5. Peningkatan muka air laut, air pasang dan musim hujan yang tidak
menentu menyebabkan meningkatnya frekuensi dan intensitas banjir.
6. Ketinggian gunung-gunung tinggi berkurang akibat mencairnya es pada
puncaknya.
7. Perubahan tekanan udara, suhu, kecepatan dan arah angin menyebabkan
terjadinya perubahan arus laut. Hal ini dapat berpegaruh pada migrasi ikan,
sehingga memberi dampak pada hasil perikanan tangkap.

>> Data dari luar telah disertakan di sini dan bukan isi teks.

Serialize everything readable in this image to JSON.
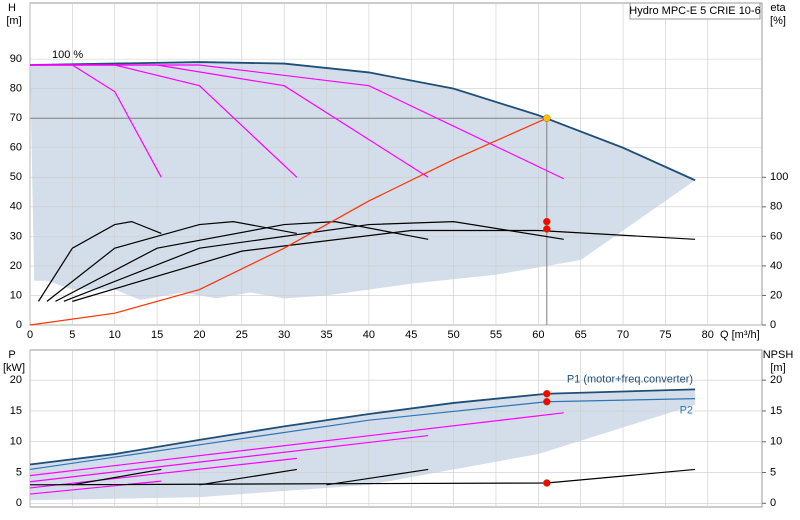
{
  "chart_data": [
    {
      "type": "line",
      "title": "Hydro MPC-E 5 CRIE 10-6",
      "annotation": "100 %",
      "ylabel": "H",
      "yunit": "[m]",
      "y2label": "eta",
      "y2unit": "[%]",
      "xlabel": "Q [m³/h]",
      "xlim": [
        0,
        86.4
      ],
      "xticks": [
        0,
        5,
        10,
        15,
        20,
        25,
        30,
        35,
        40,
        45,
        50,
        55,
        60,
        65,
        70,
        75,
        80
      ],
      "ylim": [
        0,
        109
      ],
      "yticks": [
        0,
        10,
        20,
        30,
        40,
        50,
        60,
        70,
        80,
        90
      ],
      "y2lim": [
        0,
        218
      ],
      "y2ticks": [
        0,
        20,
        40,
        60,
        80,
        100
      ],
      "grid": true,
      "envelope": {
        "color": "#c8d6e5",
        "x": [
          0.5,
          2,
          5,
          10,
          13,
          18,
          22,
          26,
          30,
          35,
          45,
          55,
          65,
          78.5
        ],
        "values": [
          15,
          15,
          12,
          12,
          8.5,
          11,
          9,
          11,
          9,
          10,
          14,
          17,
          22,
          49
        ]
      },
      "duty_point": {
        "x": 61,
        "y": 70,
        "color": "#808080"
      },
      "series": [
        {
          "color": "#1f4e79",
          "x": [
            0,
            10,
            20,
            30,
            40,
            50,
            60,
            70,
            78.5
          ],
          "values": [
            88,
            88.5,
            89,
            88.5,
            85.5,
            80,
            71,
            60,
            49
          ]
        },
        {
          "color": "#ff00ff",
          "x": [
            0,
            5,
            10,
            15.5
          ],
          "values": [
            88,
            88,
            79,
            50
          ]
        },
        {
          "color": "#ff00ff",
          "x": [
            0,
            10,
            20,
            31.5
          ],
          "values": [
            88,
            88,
            81,
            50
          ]
        },
        {
          "color": "#ff00ff",
          "x": [
            0,
            15,
            30,
            47
          ],
          "values": [
            88,
            88,
            81,
            50
          ]
        },
        {
          "color": "#ff00ff",
          "x": [
            0,
            20,
            40,
            63
          ],
          "values": [
            88,
            88,
            81,
            49.5
          ]
        },
        {
          "color": "#000000",
          "axis": "y2",
          "x": [
            1,
            5,
            10,
            12,
            15.5
          ],
          "values": [
            16,
            52,
            68,
            70,
            62
          ]
        },
        {
          "color": "#000000",
          "axis": "y2",
          "x": [
            2,
            10,
            20,
            24,
            31.5
          ],
          "values": [
            16,
            52,
            68,
            70,
            62
          ]
        },
        {
          "color": "#000000",
          "axis": "y2",
          "x": [
            3,
            15,
            30,
            36,
            47
          ],
          "values": [
            16,
            52,
            68,
            70,
            58
          ]
        },
        {
          "color": "#000000",
          "axis": "y2",
          "x": [
            4,
            20,
            40,
            50,
            63
          ],
          "values": [
            16,
            52,
            68,
            70,
            58
          ]
        },
        {
          "color": "#000000",
          "axis": "y2",
          "x": [
            5,
            25,
            45,
            60,
            78.5
          ],
          "values": [
            16,
            50,
            64,
            64,
            58
          ]
        },
        {
          "color": "#ff3300",
          "x": [
            0,
            10,
            20,
            30,
            40,
            50,
            61
          ],
          "values": [
            0,
            4,
            12,
            26,
            42,
            56,
            70
          ]
        }
      ],
      "points": [
        {
          "x": 61,
          "y": 70,
          "color": "#ffc000"
        },
        {
          "x": 61,
          "y": 70,
          "color": "#ff0000",
          "axis": "y2"
        },
        {
          "x": 61,
          "y": 65,
          "color": "#ff0000",
          "axis": "y2"
        }
      ]
    },
    {
      "type": "line",
      "ylabel": "P",
      "yunit": "[kW]",
      "y2label": "NPSH",
      "y2unit": "[m]",
      "xlim": [
        0,
        86.4
      ],
      "xticks": [
        0,
        5,
        10,
        15,
        20,
        25,
        30,
        35,
        40,
        45,
        50,
        55,
        60,
        65,
        70,
        75,
        80
      ],
      "ylim": [
        -0.6,
        24.9
      ],
      "yticks": [
        0,
        5,
        10,
        15,
        20
      ],
      "y2lim": [
        -0.6,
        24.9
      ],
      "y2ticks": [
        0,
        5,
        10,
        15,
        20
      ],
      "grid": true,
      "envelope": {
        "color": "#c8d6e5",
        "x": [
          0,
          20,
          40,
          60,
          78.5
        ],
        "values": [
          0.5,
          1,
          3,
          8,
          16
        ]
      },
      "series": [
        {
          "name": "P1 (motor+freq.converter)",
          "color": "#1f4e79",
          "x": [
            0,
            10,
            20,
            30,
            40,
            50,
            61,
            78.5
          ],
          "values": [
            6.3,
            8,
            10.3,
            12.5,
            14.5,
            16.3,
            17.8,
            18.5
          ]
        },
        {
          "name": "P2",
          "color": "#2e75b6",
          "x": [
            0,
            20,
            40,
            61,
            78.5
          ],
          "values": [
            5.5,
            9.5,
            13.5,
            16.5,
            17
          ]
        },
        {
          "color": "#ff00ff",
          "x": [
            0,
            15.5
          ],
          "values": [
            1.5,
            3.6
          ]
        },
        {
          "color": "#ff00ff",
          "x": [
            0,
            31.5
          ],
          "values": [
            2.5,
            7.3
          ]
        },
        {
          "color": "#ff00ff",
          "x": [
            0,
            47
          ],
          "values": [
            3.5,
            11
          ]
        },
        {
          "color": "#ff00ff",
          "x": [
            0,
            63
          ],
          "values": [
            4.5,
            14.7
          ]
        },
        {
          "color": "#000000",
          "axis": "y2",
          "x": [
            0,
            61,
            78.5
          ],
          "values": [
            3,
            3.3,
            5.5
          ]
        },
        {
          "color": "#000000",
          "axis": "y2",
          "x": [
            5,
            15.5
          ],
          "values": [
            3,
            5.5
          ]
        },
        {
          "color": "#000000",
          "axis": "y2",
          "x": [
            20,
            31.5
          ],
          "values": [
            3,
            5.5
          ]
        },
        {
          "color": "#000000",
          "axis": "y2",
          "x": [
            35,
            47
          ],
          "values": [
            3,
            5.5
          ]
        }
      ],
      "points": [
        {
          "x": 61,
          "y": 17.8,
          "color": "#ff0000"
        },
        {
          "x": 61,
          "y": 16.5,
          "color": "#ff0000"
        },
        {
          "x": 61,
          "y": 3.3,
          "color": "#ff0000",
          "axis": "y2"
        }
      ]
    }
  ]
}
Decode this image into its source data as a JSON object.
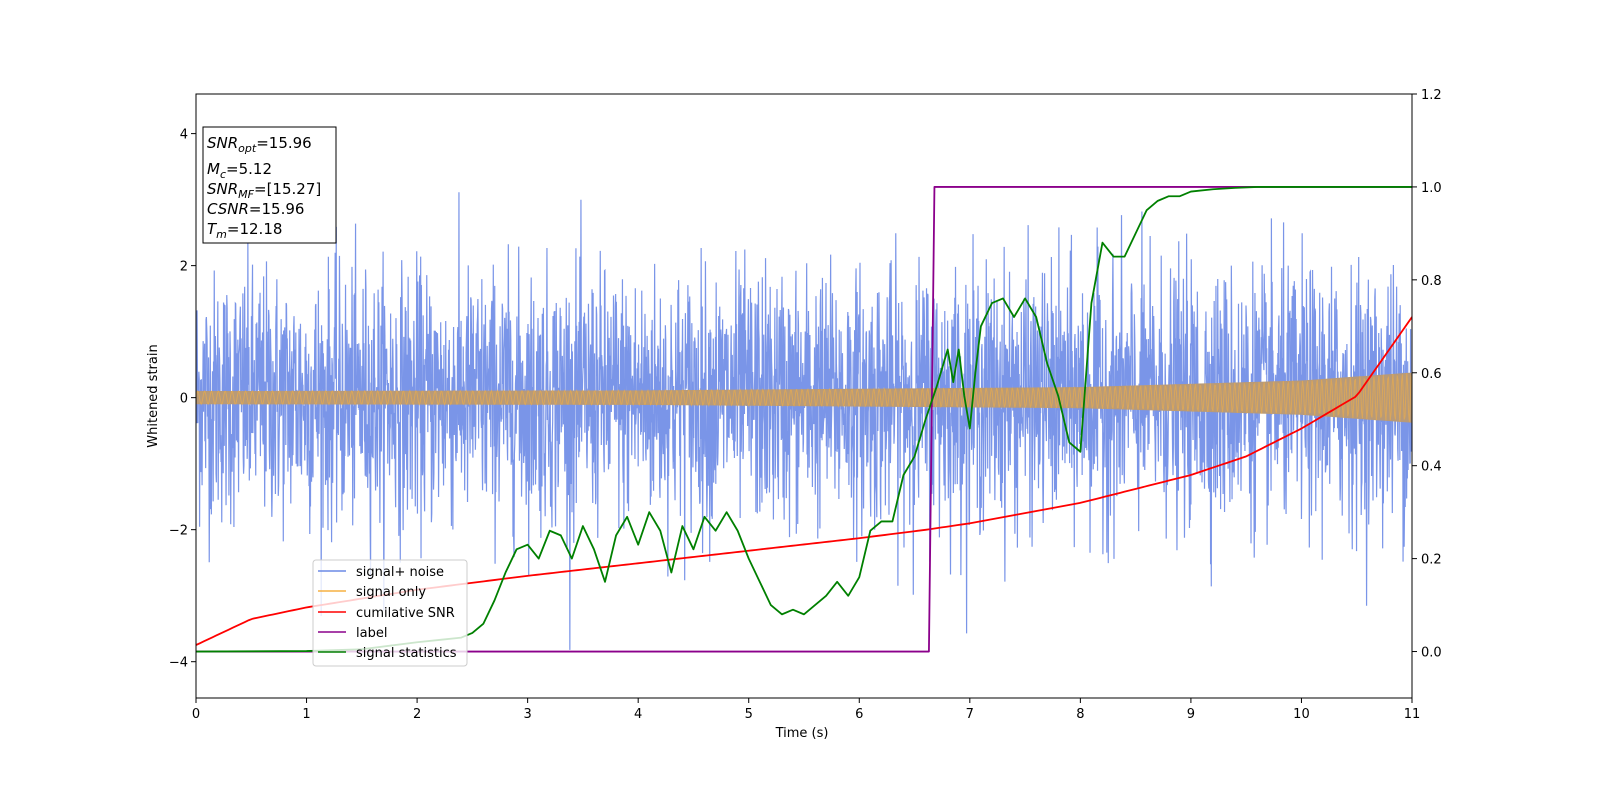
{
  "chart_data": {
    "type": "line",
    "xlabel": "Time (s)",
    "ylabel": "Whitened strain",
    "xlim": [
      0,
      11
    ],
    "ylim_left": [
      -4.55,
      4.6
    ],
    "ylim_right": [
      -0.1,
      1.2
    ],
    "xticks": [
      "0",
      "1",
      "2",
      "3",
      "4",
      "5",
      "6",
      "7",
      "8",
      "9",
      "10",
      "11"
    ],
    "yticks_left": [
      "−4",
      "−2",
      "0",
      "2",
      "4"
    ],
    "yticks_right": [
      "0.0",
      "0.2",
      "0.4",
      "0.6",
      "0.8",
      "1.0",
      "1.2"
    ],
    "grid": false,
    "legend_position": "lower left",
    "colors": {
      "signal_noise": "#6b8ae6",
      "signal_only": "#f5b042",
      "cumulative_snr": "#ff0000",
      "label": "#8b008b",
      "signal_statistics": "#008000",
      "overlap_fill": "#b89a78"
    },
    "series": [
      {
        "name": "signal+ noise",
        "axis": "left",
        "description_of_shape": "noise",
        "typical_range": [
          -2.3,
          2.3
        ],
        "max": 4.18,
        "min": -4.12
      },
      {
        "name": "signal only",
        "axis": "left",
        "envelope": {
          "x": [
            0,
            4,
            8,
            10,
            11
          ],
          "y": [
            0.1,
            0.11,
            0.16,
            0.26,
            0.38
          ]
        }
      },
      {
        "name": "cumilative SNR",
        "axis": "right",
        "x": [
          0,
          0.5,
          1,
          2,
          3,
          4,
          5,
          6,
          6.6,
          7,
          8,
          9,
          9.5,
          10,
          10.5,
          11
        ],
        "y": [
          0.014,
          0.07,
          0.095,
          0.133,
          0.163,
          0.19,
          0.217,
          0.244,
          0.262,
          0.276,
          0.32,
          0.38,
          0.42,
          0.48,
          0.55,
          0.72
        ]
      },
      {
        "name": "label",
        "axis": "right",
        "x": [
          0,
          6.63,
          6.68,
          11
        ],
        "y": [
          0,
          0,
          1,
          1
        ]
      },
      {
        "name": "signal statistics",
        "axis": "right",
        "x": [
          0,
          1,
          1.5,
          2,
          2.2,
          2.4,
          2.5,
          2.6,
          2.7,
          2.8,
          2.9,
          3.0,
          3.1,
          3.2,
          3.3,
          3.4,
          3.5,
          3.6,
          3.7,
          3.8,
          3.9,
          4.0,
          4.1,
          4.2,
          4.3,
          4.4,
          4.5,
          4.6,
          4.7,
          4.8,
          4.9,
          5.0,
          5.1,
          5.2,
          5.3,
          5.4,
          5.5,
          5.6,
          5.7,
          5.8,
          5.9,
          6.0,
          6.1,
          6.2,
          6.3,
          6.4,
          6.5,
          6.6,
          6.7,
          6.8,
          6.85,
          6.9,
          6.95,
          7.0,
          7.05,
          7.1,
          7.2,
          7.3,
          7.4,
          7.5,
          7.6,
          7.7,
          7.8,
          7.9,
          8.0,
          8.1,
          8.2,
          8.3,
          8.4,
          8.5,
          8.6,
          8.7,
          8.8,
          8.9,
          9.0,
          9.2,
          9.4,
          9.6,
          9.8,
          10.0,
          10.5,
          11.0
        ],
        "y": [
          0,
          0.001,
          0.005,
          0.02,
          0.025,
          0.03,
          0.04,
          0.06,
          0.11,
          0.17,
          0.22,
          0.23,
          0.2,
          0.26,
          0.25,
          0.2,
          0.27,
          0.22,
          0.15,
          0.25,
          0.29,
          0.23,
          0.3,
          0.26,
          0.17,
          0.27,
          0.22,
          0.29,
          0.26,
          0.3,
          0.26,
          0.2,
          0.15,
          0.1,
          0.08,
          0.09,
          0.08,
          0.1,
          0.12,
          0.15,
          0.12,
          0.16,
          0.26,
          0.28,
          0.28,
          0.38,
          0.42,
          0.5,
          0.57,
          0.65,
          0.58,
          0.65,
          0.55,
          0.48,
          0.6,
          0.7,
          0.75,
          0.76,
          0.72,
          0.76,
          0.72,
          0.62,
          0.55,
          0.45,
          0.43,
          0.75,
          0.88,
          0.85,
          0.85,
          0.9,
          0.95,
          0.97,
          0.98,
          0.98,
          0.99,
          0.995,
          0.998,
          1.0,
          1.0,
          1.0,
          1.0,
          1.0
        ]
      }
    ],
    "annotations": {
      "snr_opt": {
        "name": "SNR",
        "sub": "opt",
        "value": "=15.96"
      },
      "mc": {
        "name": "M",
        "sub": "c",
        "value": "=5.12"
      },
      "snr_mf": {
        "name": "SNR",
        "sub": "MF",
        "value": "=[15.27]"
      },
      "csnr": {
        "name": "CSNR",
        "value": "=15.96"
      },
      "tm": {
        "name": "T",
        "sub": "m",
        "value": "=12.18"
      }
    }
  }
}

8. Berubahnya habitat memungkinkan terjadinya perubahan terhadap
resistensi kehidupan larva dan masa pertumbuhan organisme tertentu, kondisi
ini tidak menutup kemungkinan adanya pertumbuhan dan resistensi organisme
penyebab penyakit tropis. Jenis-jenis larva yang berubah resistensinya
terhadap perubahan musim dapat meningkatkan penyebaran organisme ini
lebih luas. Ini menimbulkan wabah penyakit yang dianggap baru.
9. Mengancam kerusakan terumbu karang di kawasan segitiga terumbu
karang yang ada di enam negara, yaitu Indonesia, Malaysia, Kepulauan
Salomon, Papua Nugini, Timor Leste, dan Philipina. Dikhawatirkan merusak
kehidupan masyarakat lokal yang berada di sekitarnya. Masyarakat lokal yang
pertama kali menjadi korban akibat kerusakan terumbu karang ini. Untuk
menyelamatkan kerusakan terumbu karang akibat pemanasan global ini, maka
para aktivis lingkungan dari enam negara tersebut telah merancang protokol
adaptasi penyelamatan terumbu karang. Lebih dari 50 persen spesies terumbu
karang dunia hidup berada di kawasan segitiga ini. (Burke, 2002).
DAFTAR PUSTAKA

Burke, L. E. Selig, dan M. Spalding. 2002. Terumbu Karang yang Terancam di


Asia Tenggara. World Resources Institute: Washington DC. USA.
Eko Cahyono, Waluyo. 2011. Pengaruh Pemanasan Global Terhadap
Lingkungan Bumi. Bandung: Jurnal Peneliti Pengkajian Ozon dan
Lapisan Udara. Vol.1. No.2: 28-30.
Ford, Harry. 2005. Topik Paling Seru: CUACA. Jakarta: Erlangga.
Syaifullah, Djazim. 2015. Suhu Permukaan Laut Perairan Indonesia dan
Hubungannya Dengan Pemanasan Global. Jakarta: Jurnal Badan
Pengkajian dan Penerapan Teknologi. Vol.11. No.1: 37-47.